Clayton Barthel’s power play goal to open the scoring was one of beauty.
With Almond holding the puck in at the near blue line, Almond threaded the needle hitting Barthel who was sitting back door at the right side of Blazers goaltender Dustin Butler to open the scoring.

Of the 8 goals Barthel has scored this season, 6 goals have come against the Blazers.

Torrie Jung was great.
I thought Torrie had to steal a game for the Rockets during the final 6 games of the regular season.
Would it be greedy if I asked him to steal another 2?

The penalty kill was great.
While Torrie Jung was the reason the Rockets allowed just a single goal on 9 Blazer chances, the defense did enough to keep the unit to just the one goal from Sasha Golin.

The 16 year-old line of Hood, Bloodoff and McMillan.
These three guys generated a goal of the ugly variety, but it came as the result of good old fashioned hard work after a scramble in front of the Blazers goal.
That line isn’t expected to score, but when they do, it’s an added bonus in a time where everyone is needed to contribute in anyway they can.

Negatives:

Way to many penalties.
The Rockets were guilty of far to many penalties that could have killed them.
Three straight minors within a 7 minute span of the 3rd period with the game tied at 2 could have been their demise.
The Rockets took 3 penalties for interference, plus an additional three for holding.
If you’re going to take a penalty, take it for roughing, but not lazy penalties like we saw last night.

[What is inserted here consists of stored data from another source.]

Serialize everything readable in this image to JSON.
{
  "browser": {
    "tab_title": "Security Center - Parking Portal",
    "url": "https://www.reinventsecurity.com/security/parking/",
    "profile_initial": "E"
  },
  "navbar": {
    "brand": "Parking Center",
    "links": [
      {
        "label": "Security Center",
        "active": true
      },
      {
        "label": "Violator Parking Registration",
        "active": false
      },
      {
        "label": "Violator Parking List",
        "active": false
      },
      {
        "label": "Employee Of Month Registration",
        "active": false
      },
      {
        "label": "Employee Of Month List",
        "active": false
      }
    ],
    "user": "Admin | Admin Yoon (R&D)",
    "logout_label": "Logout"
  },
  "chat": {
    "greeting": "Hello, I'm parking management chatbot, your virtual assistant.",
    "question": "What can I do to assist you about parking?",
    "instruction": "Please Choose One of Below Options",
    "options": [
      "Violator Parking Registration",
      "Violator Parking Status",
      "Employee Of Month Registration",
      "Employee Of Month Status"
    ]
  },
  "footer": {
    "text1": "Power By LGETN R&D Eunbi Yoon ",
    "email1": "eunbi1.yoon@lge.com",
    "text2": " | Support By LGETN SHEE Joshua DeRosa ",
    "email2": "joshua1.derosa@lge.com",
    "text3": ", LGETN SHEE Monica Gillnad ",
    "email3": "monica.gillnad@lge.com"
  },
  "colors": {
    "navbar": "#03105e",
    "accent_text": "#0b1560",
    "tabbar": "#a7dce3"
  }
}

Blazers goaltender Dustin Butler.
Other than a nice save off of Rockets forward Myles MacRae, which would have made it 2-0 early in the first, Butler for my money is scary as the #1 goaltender for the Blazers heading into the playoffs.
His rebound control was sketchy, and as I said, other than the save on MacRae, wasn’t a huge factor in helping his team snap a 6 game road losing streak.

Regan’s Rambling:

Rockets 21 year-old defenseman David Schulz sat this one out with the flu.
The flu bug is biting the Rockets right now, after chopping into veteran d-man Clayton Barthel, who missed both games on the weekend in Prince George.
Who the next victim is, is any ones guess.

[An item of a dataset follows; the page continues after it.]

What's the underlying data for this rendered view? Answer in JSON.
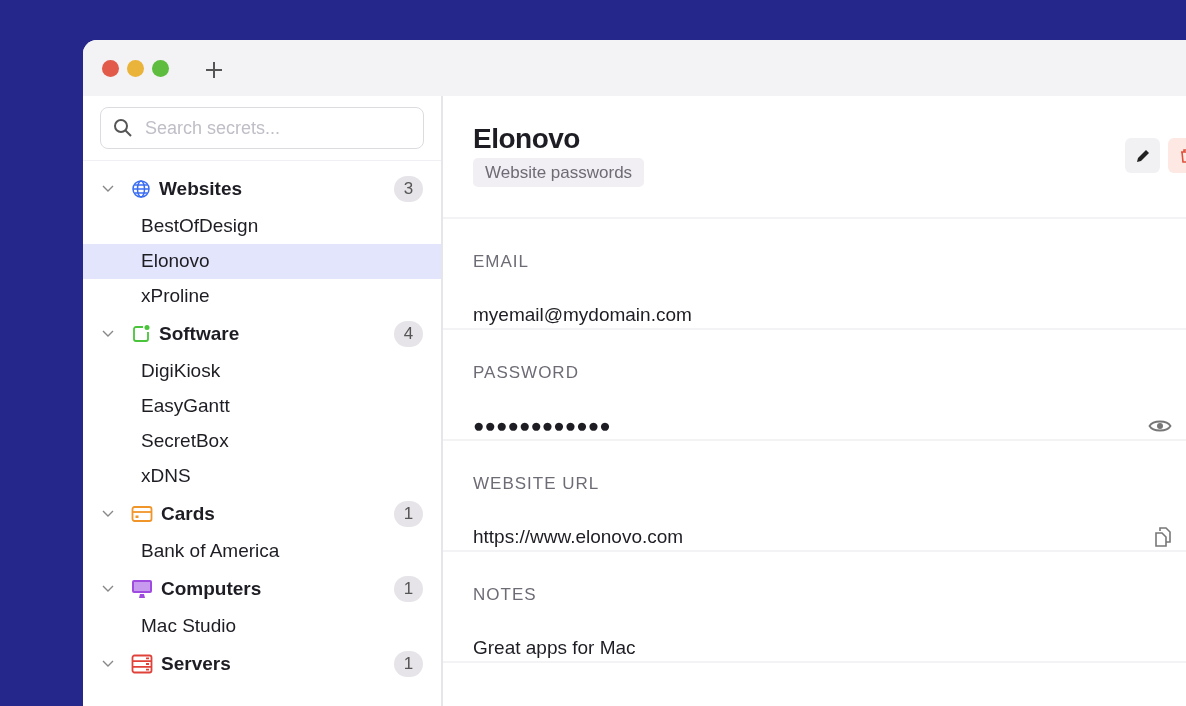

Let’s put a shout out to the Prospera Place ice crew for their speedy job in replacing a piece of shattered plexi glass just 5 minutes into last night’s game.
Rockets d-man Tyler Myers clearing attempt saw him fire a puck into the Rockets bench where it shattered the glass, spreading pieces of plexi over the entire bench and in the first 2 rows.
The Prospera ice crew had a new piece in place in 10 minutes, and play resumed.
Had that happened in Seattle or Kamloops, where just one rink attendant is on the job, the delay could have been as much as 25 minutes.

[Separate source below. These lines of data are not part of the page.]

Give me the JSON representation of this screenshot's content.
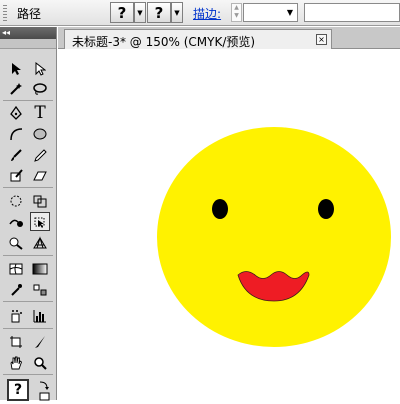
{
  "control_bar": {
    "path_label": "路径",
    "help_glyph_1": "?",
    "help_glyph_2": "?",
    "stroke_label": "描边:",
    "stroke_value": "",
    "style_value": ""
  },
  "document": {
    "tab_title": "未标题-3* @ 150% (CMYK/预览)",
    "close_glyph": "×"
  },
  "tools": {
    "panel_arrows": "◂◂",
    "text_tool_glyph": "T",
    "help_tool_glyph": "?"
  },
  "colors": {
    "face": "#fff200",
    "mouth": "#ee1c24",
    "eye": "#000000",
    "stroke_link": "#0033cc"
  },
  "artwork": {
    "subject": "smiley-face",
    "eyes": 2
  }
}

Depth on defense is a good thing, a luxury the Rockets don’t have.
Killing penalty after penalty in the third period had Rockets Assistant Coach Ryan Huska rolling the dice by playing Luke Schenn and Clayton Barthel to the max.
At one point in a 3rd period penalty kill, the Rockets iced the puck to relieve the pressure.
Schenn and Barthel wanted to come off the ice.
Barthel got the go-ahead, but Huska had no choice in his mind but to leave an exhausted Schenn on the ice gasping for air.


The Rockets overtime win was just the 2nd this season in 7 attempts.
The only other O.T win for the Rockets came against which team?
Yes, the Blazers in a 5-4 victory October 3rd when Myles MacRae scoring the game winner.